Pittsburgh Typographical Union #7/CWA 14827 can trace its history back to 1836 and is currently the oldest continuously functioning Union in the city of Pittsburgh.
The International Typographical Union (ITU) was a labor union founded on May 3, 1852 as the National Typographical Union. Typographers from Pittsburgh were among the 14 represented in this founding group and after a random draw for the 14 Local numbers, was assigned the #7 as the official Local designation. At 1869 convention, the union, which now included members organized in Canada—changed its name to the International Typographical Union. After years of computerization of the trade, and in order to provide better representation and security for the ITU, the membership, including Typo #7, voted to merge with the Communication Workers of America, creating the Printing, Publishing and Media Workers sector which exist to this day. At that time of the merger, the ITU was the oldest surviving trade union in the United States
The nature of the printing industry provided printers with great economic strength. Newspapers existed in virtually every major urban center in every section of the U.S.. and Canada, and with them came the typographers' union. Typographers, or “printers” as they were commonly referred to, were educated and economically mobile, which enabled them to influence the political process more readily than blue-collar workers could. Traveling cards were issued to journeymen printers and enabled them to travel to any city and claim work in their trade in any ITU shop
In 1897 the ITU won the best working conditions in the American publishing industry—a 48-hour work week and a standard wage scale for all printers in the city. During the Great Depression, the ITU introduced the 40-hour work week across the industry at no cost to employers as a way to share the fewer jobs available. That ITU initiative spread to other unions and has since been applied to all workers in America by federal legislation establishing the 40-hour work week. The clock at the Union Printers Home was stopped at 8:00 to commemorate this achievement and still remains that way.

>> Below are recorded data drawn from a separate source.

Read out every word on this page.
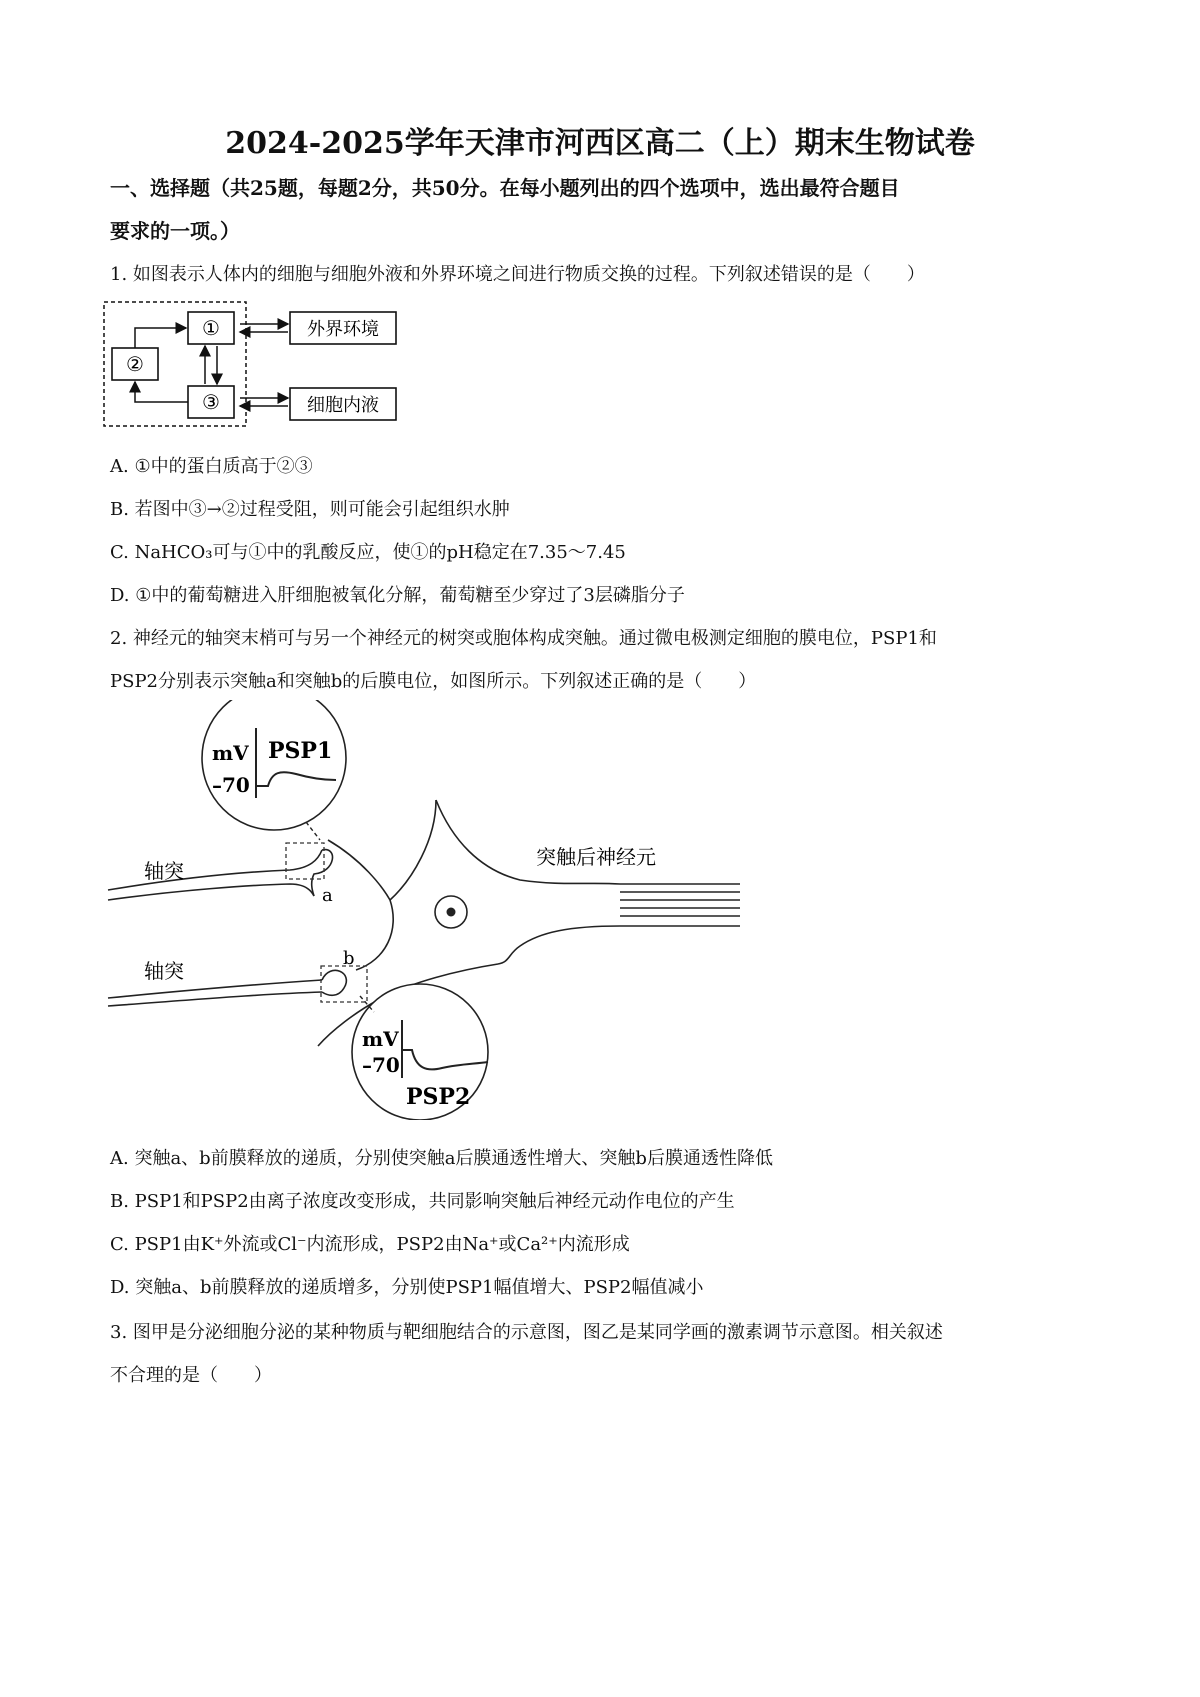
2024-2025学年天津市河西区高二（上）期末生物试卷
一、选择题（共25题，每题2分，共50分。在每小题列出的四个选项中，选出最符合题目
要求的一项。）
1. 如图表示人体内的细胞与细胞外液和外界环境之间进行物质交换的过程。下列叙述错误的是（　　）
①
②
③
外界环境
细胞内液
A. ①中的蛋白质高于②③
B. 若图中③→②过程受阻，则可能会引起组织水肿
C. NaHCO₃可与①中的乳酸反应，使①的pH稳定在7.35～7.45
D. ①中的葡萄糖进入肝细胞被氧化分解，葡萄糖至少穿过了3层磷脂分子
2. 神经元的轴突末梢可与另一个神经元的树突或胞体构成突触。通过微电极测定细胞的膜电位，PSP1和
PSP2分别表示突触a和突触b的后膜电位，如图所示。下列叙述正确的是（　　）
a
b
轴突
轴突
突触后神经元
mV
–70
PSP1
mV
–70
PSP2
A. 突触a、b前膜释放的递质，分别使突触a后膜通透性增大、突触b后膜通透性降低
B. PSP1和PSP2由离子浓度改变形成，共同影响突触后神经元动作电位的产生
C. PSP1由K⁺外流或Cl⁻内流形成，PSP2由Na⁺或Ca²⁺内流形成
D. 突触a、b前膜释放的递质增多，分别使PSP1幅值增大、PSP2幅值减小
3. 图甲是分泌细胞分泌的某种物质与靶细胞结合的示意图，图乙是某同学画的激素调节示意图。相关叙述
不合理的是（　　）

The ITU is also a progressive union and has sought to eradicate discrimination on the basis of race or sex. Women were permitted to join the union in 1869, making the ITU one of the first unions to admit female members. The ITU Book of Laws would be amended many times, yet it was as members called it "ITU Law." Each union shop was a "Chapel" and the shop steward was the "Chapel Chairman." All apprentices and journeymen had to have working cards showing paid union dues. ITU Law dictated that dues, which were proportionate to the amount of work done in the chapel, had to be paid If the Union dues were not paid, the member was not allowed to work until their payment.
The ITU is notable for its long history of democracy. All contracts are approved by a majority of the membership through a ratification vote. For most of its history, the ITU benefited from friendly and strong competition between two distinct factions of printers, Independents and Progressives for control of the union. This mirrors the two party system America currently has with the Democratic and Republican parties. This commitment to a democratic Union resulted in part to Pgh Typographical Union #7 having only 3 Presidents since 1932, John Fiegal, Jim Lowen starting in 1975 and current President Don McConnell since 2001. Through this consistency in leadership Typo #7 has maintained strength in bargaining for members despite a reduction in overall membership.
In the tradition of the ITU, Typo #7 was, and still is, a union with members involved in many aspects of the printing trade. Prepress, mailroom, sales, finance, pressroom, web design, art and clerical workers are all represented by Typo #7. Typo #7 maintains membership in the Allegheny County Labor Council with delegates and retains both Vice President and trustee positions on the ACLC Executive Board. Additionally, the Typo 7 president heads the Allied Printing Trades Council in Pittsburgh enforcing use of the Allied Label and insuring that all work with the “Bug” as it is referred to, is created and published by Union members. In 1992, the Newspapers Unity Council was formed to address negotiations between the Pittsburgh Press and the 11 Unions representing workers at that facility. Typo 7 retains a chair position on that council with the IBT and TNG and, although the Press no longer exists, the Council still exists today to negotiate contracts for all union workers at the subsequent paper, the Pittsburgh Post-Gazette. To further strengthen the Local, Since 2010, Typo #7 has sought mergers with interested PPMWS locals. This gives smaller Locals security and a level of representation they may not have had before and with the larger Local that is now possible, provides economic stability and a reduction in duplicated efforts. Typo #7 now has members working in 8 newspapers and 35 print shops in Pennsylvania, Ohio and West Virginia as a result of mergers with smaller Locals. This concept strengthens Typo 7 as well as the merger partner and allows the Local to serve its main goal of representing the membership. As a result of the increase of jurisdiction through the mergers, Typo #7 has been able to participate in the organizing cooperative developed by the PPMWS and is aggressively looking give a voice in the workplace to unorganized workers in the larger jurisdictional area created by the mergers.